It may surprise you to learn that mechanism is a theory that all social phenomena can be explained by the existence of deterministic mechanism. It is the philosophical doctrine that human actions are ultimately determined by causes regarded as external to the will.
Some philosophers have taken determinism to imply that individual human beings have no free will and cannot be held morally responsible for their actions.
This in my opinion is a conclusion far surpassing the gears and apparatus of conventional social interaction. It is however illustrative of the wealth of philosophic rubbish surrounding the thesis. It is an ideal debating resolution, permitting as it does incalculable theorems impossible to affirm or deny contrived on multiple levels of dispute.

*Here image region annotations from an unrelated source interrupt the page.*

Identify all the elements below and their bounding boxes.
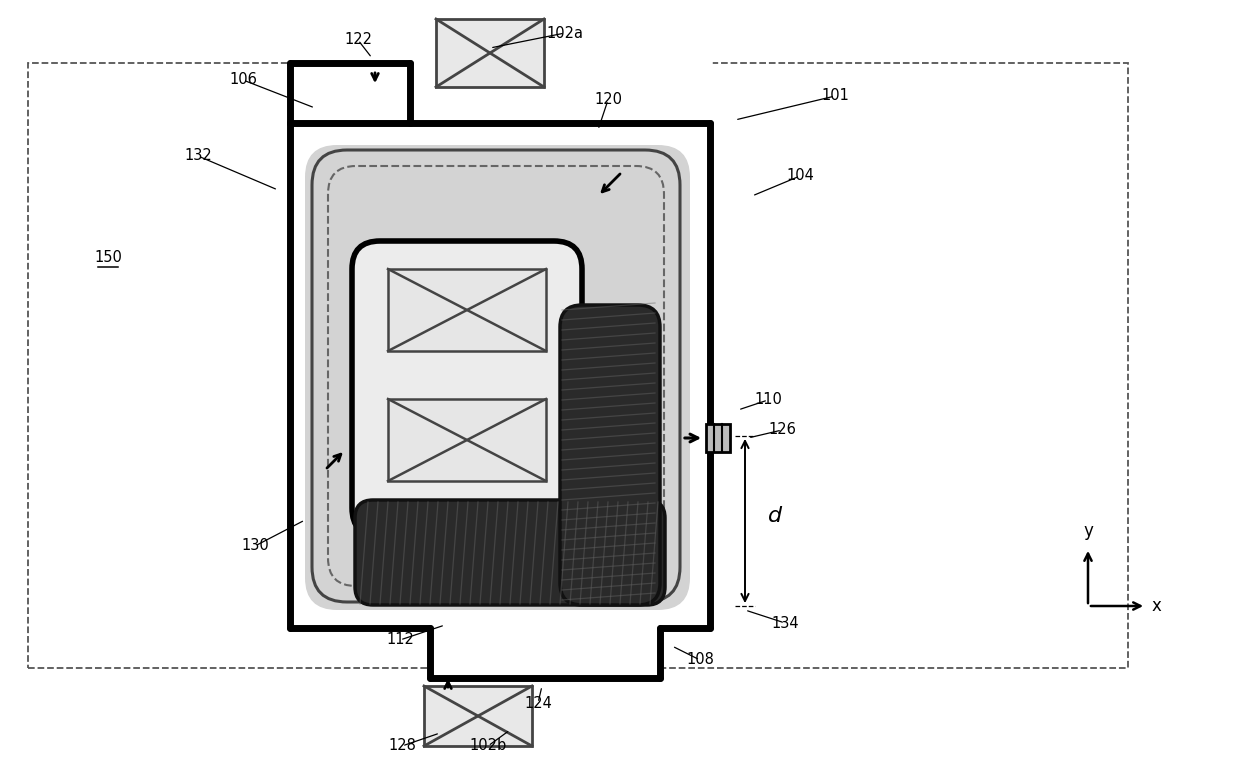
Text: 132: 132 [184,148,212,164]
Text: 102a: 102a [547,25,584,41]
Text: 134: 134 [771,615,799,631]
Text: 102b: 102b [470,739,507,753]
Text: y: y [1083,522,1092,540]
Bar [29,63,1128,668]
FancyBboxPatch shape [355,500,665,605]
Text: 101: 101 [821,88,849,104]
Text: 120: 120 [594,92,622,108]
Text: 112: 112 [386,633,414,647]
Bar [430,628,660,678]
Text: 126: 126 [768,422,796,438]
Text: 128: 128 [388,739,415,753]
Bar [424,686,532,746]
FancyBboxPatch shape [560,305,660,605]
Text: 106: 106 [229,72,257,88]
Bar [290,123,711,628]
Text: $d$: $d$ [768,506,784,526]
Text: 110: 110 [754,392,782,408]
Bar [388,399,546,481]
Bar [706,424,730,452]
Bar [436,19,544,87]
Text: x: x [1152,597,1162,615]
Text: 150: 150 [94,250,122,266]
Text: 108: 108 [686,653,714,667]
Text: 124: 124 [525,696,552,710]
FancyBboxPatch shape [352,241,582,536]
FancyBboxPatch shape [305,145,689,610]
Text: 104: 104 [786,168,813,184]
Bar [388,269,546,351]
Text: 122: 122 [343,32,372,48]
Bar [290,63,410,123]
Text: 130: 130 [241,538,269,554]
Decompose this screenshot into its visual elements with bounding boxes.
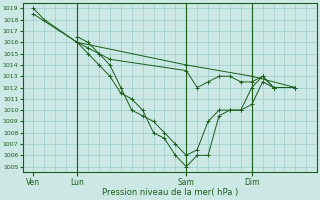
X-axis label: Pression niveau de la mer( hPa ): Pression niveau de la mer( hPa ) (102, 188, 238, 197)
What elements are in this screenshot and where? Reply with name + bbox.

Nomological determinism is the most common form of causal determinism and is generally synonymous with physical determinism. This is the notion that the past and the present dictate the future entirely and necessarily by rigid natural laws and that every occurrence inevitably results from prior events.
This latter proposition admittedly has a hint of appeal. Nonetheless I cling to the pretence that each of us has limitless capacity to control or “determine” the direction we shall pursue. Oddly enough it was this contemplation which arose during a social gathering we enjoyed last evening with another resident of our apartment building.
Based upon the terms of the invitation, the foregathering was putatively to enjoy a summer evening’s prospect of the nearby river and the intervening meadow. As it turned out the weather was not favourable, somewhat damp and drizzly, so we hadn’t the anticipated advantage of the setting sun glancing its yellow rays along the river’s path. While we lingered momentarily on the balcony overlooking the upriver domaine, we soon retired to the drawing room where ensued our further conversation.
Amusingly to me the conversation from beginning to end was replete with factual depth and intellectual prosperity. Not once did we lapse into the vernacular of either the weather or one’s health, both of which were patently irrelevant to the more gripping communication surrounding important events in our respective lives. It isn’t often that one is treated to the benefit of a stimulating dialogue. Whether the details rendered for our collective contemplation were sufficient to characterize the inevitable results is a matter of some interest only. In the meantime the components of one’s past do not fail to spread upon the whole a detectable film of colour.